Well, not exactly natatorium law. But the indoor swimming pool at the Sherman Lake YMCA completed in 1999 now has four published contractual indemnity appellate opinions to its credit and threatens to become a legal subspecialty.
In 2009, the Court of Appeals held the lawsuit was time-barred based on application of the statute of repose that applies to architects, engineers and contractors. Don’t linger too long on that because later the Supreme Court reversed. It is the general six-year contract limitation period that applies to indemnity cases. The six years runs from when the claim first accrues.
The case went back to the Court of Appeals partly to figure out when the indemnity claim accrued. Focusing here only on indemnity, the Court of Appeals again decided in favor of Ahrens Construction, the potential stuckee under the contract. It ruled that there’d been no claim or demand made under the indemnity contract and, if there had been, Miller-Davis hadn’t presented sufficient proof to show that the natatorium moisture problem was caused by Ahrens’s failures. Wrong again.

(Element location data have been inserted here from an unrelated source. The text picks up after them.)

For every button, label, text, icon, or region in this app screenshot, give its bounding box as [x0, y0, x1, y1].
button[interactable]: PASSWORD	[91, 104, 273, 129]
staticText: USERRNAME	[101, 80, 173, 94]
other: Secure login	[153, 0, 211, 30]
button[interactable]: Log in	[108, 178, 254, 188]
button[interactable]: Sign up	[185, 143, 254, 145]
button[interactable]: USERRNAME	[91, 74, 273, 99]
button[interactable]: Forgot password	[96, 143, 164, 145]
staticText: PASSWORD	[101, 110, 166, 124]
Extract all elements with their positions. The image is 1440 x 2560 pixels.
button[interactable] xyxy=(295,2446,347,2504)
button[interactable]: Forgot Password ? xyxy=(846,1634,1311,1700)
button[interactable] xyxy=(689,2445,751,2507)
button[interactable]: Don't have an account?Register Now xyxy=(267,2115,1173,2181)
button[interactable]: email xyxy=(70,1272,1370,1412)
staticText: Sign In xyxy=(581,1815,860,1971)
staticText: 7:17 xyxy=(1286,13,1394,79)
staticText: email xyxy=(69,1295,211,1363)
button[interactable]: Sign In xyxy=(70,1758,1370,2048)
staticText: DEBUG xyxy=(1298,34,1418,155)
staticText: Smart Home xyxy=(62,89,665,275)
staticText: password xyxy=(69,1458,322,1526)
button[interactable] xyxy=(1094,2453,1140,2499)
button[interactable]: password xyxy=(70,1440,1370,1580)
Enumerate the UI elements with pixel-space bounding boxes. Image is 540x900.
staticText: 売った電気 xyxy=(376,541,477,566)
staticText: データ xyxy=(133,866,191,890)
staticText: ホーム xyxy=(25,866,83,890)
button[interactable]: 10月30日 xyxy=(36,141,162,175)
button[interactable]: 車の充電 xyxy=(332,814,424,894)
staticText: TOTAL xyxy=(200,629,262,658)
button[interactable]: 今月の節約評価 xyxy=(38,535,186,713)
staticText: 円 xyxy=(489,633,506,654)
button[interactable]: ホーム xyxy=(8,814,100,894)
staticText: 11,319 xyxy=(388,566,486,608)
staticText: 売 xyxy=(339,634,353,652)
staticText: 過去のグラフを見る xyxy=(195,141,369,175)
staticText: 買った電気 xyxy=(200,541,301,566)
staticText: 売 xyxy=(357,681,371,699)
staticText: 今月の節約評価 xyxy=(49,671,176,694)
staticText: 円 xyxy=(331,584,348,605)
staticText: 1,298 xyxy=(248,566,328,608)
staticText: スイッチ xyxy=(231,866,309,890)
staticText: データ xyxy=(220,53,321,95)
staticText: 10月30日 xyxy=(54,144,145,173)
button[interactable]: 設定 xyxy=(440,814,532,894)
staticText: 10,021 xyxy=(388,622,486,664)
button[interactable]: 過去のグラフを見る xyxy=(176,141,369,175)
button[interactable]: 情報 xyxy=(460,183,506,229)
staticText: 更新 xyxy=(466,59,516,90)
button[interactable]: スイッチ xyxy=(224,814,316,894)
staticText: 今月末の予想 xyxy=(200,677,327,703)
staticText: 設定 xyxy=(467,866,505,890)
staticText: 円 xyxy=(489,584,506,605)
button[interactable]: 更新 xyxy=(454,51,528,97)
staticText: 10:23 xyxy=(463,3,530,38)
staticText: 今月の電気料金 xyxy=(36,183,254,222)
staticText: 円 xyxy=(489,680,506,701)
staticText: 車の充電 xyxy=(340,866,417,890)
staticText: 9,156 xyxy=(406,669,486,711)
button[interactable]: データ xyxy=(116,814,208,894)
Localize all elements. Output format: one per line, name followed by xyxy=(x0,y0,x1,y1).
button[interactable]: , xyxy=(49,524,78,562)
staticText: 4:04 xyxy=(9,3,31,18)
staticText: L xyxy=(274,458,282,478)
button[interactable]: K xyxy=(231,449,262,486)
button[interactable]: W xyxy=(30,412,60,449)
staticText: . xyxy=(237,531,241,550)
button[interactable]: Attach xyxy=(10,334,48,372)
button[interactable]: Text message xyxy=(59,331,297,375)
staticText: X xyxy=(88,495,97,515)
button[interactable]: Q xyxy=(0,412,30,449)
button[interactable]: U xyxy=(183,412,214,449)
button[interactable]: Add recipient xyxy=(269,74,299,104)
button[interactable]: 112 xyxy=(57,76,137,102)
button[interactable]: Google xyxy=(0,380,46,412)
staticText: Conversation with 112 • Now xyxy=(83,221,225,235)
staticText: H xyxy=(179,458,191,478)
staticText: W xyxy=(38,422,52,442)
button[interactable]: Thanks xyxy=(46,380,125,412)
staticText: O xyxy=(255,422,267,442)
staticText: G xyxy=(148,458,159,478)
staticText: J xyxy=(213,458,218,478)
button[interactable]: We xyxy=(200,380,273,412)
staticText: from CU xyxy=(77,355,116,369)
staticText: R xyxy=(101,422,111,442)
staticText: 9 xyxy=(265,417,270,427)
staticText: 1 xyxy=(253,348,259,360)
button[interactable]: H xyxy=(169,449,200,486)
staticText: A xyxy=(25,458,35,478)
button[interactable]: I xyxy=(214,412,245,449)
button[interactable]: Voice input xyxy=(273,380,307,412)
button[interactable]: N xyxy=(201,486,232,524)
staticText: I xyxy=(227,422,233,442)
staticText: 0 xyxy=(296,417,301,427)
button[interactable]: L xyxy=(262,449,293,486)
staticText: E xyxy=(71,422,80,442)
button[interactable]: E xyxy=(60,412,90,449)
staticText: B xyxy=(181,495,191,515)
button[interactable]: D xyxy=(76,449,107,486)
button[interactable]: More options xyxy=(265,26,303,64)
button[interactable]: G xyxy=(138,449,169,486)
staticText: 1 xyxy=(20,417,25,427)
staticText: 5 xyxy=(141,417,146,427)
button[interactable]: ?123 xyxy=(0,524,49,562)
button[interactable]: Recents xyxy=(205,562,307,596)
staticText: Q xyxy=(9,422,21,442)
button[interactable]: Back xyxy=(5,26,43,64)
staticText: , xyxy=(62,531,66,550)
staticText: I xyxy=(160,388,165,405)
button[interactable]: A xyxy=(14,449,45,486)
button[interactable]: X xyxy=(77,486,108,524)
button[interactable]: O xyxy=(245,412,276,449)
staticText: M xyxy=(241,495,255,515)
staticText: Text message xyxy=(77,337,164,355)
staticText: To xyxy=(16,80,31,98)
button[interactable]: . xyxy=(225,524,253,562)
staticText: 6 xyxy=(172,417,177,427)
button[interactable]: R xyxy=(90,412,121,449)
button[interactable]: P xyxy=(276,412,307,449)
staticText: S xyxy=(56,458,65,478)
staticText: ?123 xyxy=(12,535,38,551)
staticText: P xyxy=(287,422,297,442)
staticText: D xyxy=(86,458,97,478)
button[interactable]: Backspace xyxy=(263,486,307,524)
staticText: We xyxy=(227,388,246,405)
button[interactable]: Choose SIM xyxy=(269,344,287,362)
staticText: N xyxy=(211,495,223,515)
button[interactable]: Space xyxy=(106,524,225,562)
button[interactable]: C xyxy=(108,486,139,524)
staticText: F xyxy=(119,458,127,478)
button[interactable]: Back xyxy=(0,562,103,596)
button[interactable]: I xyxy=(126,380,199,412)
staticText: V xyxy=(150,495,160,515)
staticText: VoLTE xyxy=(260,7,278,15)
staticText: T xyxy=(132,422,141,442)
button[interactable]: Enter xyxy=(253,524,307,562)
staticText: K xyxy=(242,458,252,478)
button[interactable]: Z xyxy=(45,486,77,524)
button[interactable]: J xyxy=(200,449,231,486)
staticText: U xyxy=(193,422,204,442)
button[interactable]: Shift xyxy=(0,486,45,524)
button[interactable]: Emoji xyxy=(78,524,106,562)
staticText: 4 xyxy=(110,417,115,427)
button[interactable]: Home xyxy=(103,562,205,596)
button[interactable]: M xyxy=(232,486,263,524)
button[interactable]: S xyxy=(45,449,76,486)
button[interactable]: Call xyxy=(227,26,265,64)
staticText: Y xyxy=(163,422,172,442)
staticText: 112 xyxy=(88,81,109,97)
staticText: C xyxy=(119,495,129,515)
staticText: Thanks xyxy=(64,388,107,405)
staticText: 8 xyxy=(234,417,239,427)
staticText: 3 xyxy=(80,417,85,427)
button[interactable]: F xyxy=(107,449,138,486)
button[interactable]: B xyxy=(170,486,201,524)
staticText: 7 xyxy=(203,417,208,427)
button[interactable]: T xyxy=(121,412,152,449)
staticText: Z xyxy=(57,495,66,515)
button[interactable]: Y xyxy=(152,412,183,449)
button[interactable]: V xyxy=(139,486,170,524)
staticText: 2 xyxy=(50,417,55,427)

On April 15, 2014, a unanimous Supreme Court held that the YMCA had indeed made a claim or demand on Miller-Davis. And its indemnity case was not barred by the 6-year statute of limitations (unlike Miller-Davis’s breach of contract case) because Ahrens’s failure to indemnify Miller-Davis was “distinct” from its breach of contract for failure to install the roof properly. That all makes sense.
But the Supreme Court does not tell us how to know when indemnity claims accrue. The Court says that breach of the indemnity agreement “necessarily occurred after Ahrens’s breach of the underlying promise to conform its work to the subcontract specifications.” True, but not a newsflash.
Miller-Davis offered three possible indemnity case accrual dates. All three dates are in 2003, long before Miller-Davis’s 2005 indemnity complaint was in danger of missing its six-year limitation period. Those three alternatives were February 2003 when Miller-Davis did a partial roof tear-off and discovered Aherns’s non-conforming work, August 2003 when Miller-Davis entered into an agreement with the YMCA to fix the roof, and December 2003 when an engineering firm certified that Miller-Davis had corrected Aherns’s defective work. The Supreme Court felt it didn’t have to decide which of these dates was the accrual date for the indemnity claim “because we agree the claim did not accrue before February 2003…”. But the significance of February 2003 in the indemnity scheme of things is not explained.
Since discovery dates don’t set limitation periods in motion unless the statute says otherwise, the state of Miller-Davis’s knowledge of the claim would not seem to be the long pole in any accrual tent. This new opinion sheds more heat than light on the issue of when indemnity claims accrue, particularly given the Supreme Court’s lack of attention to the role of tender under the indemnity agreement.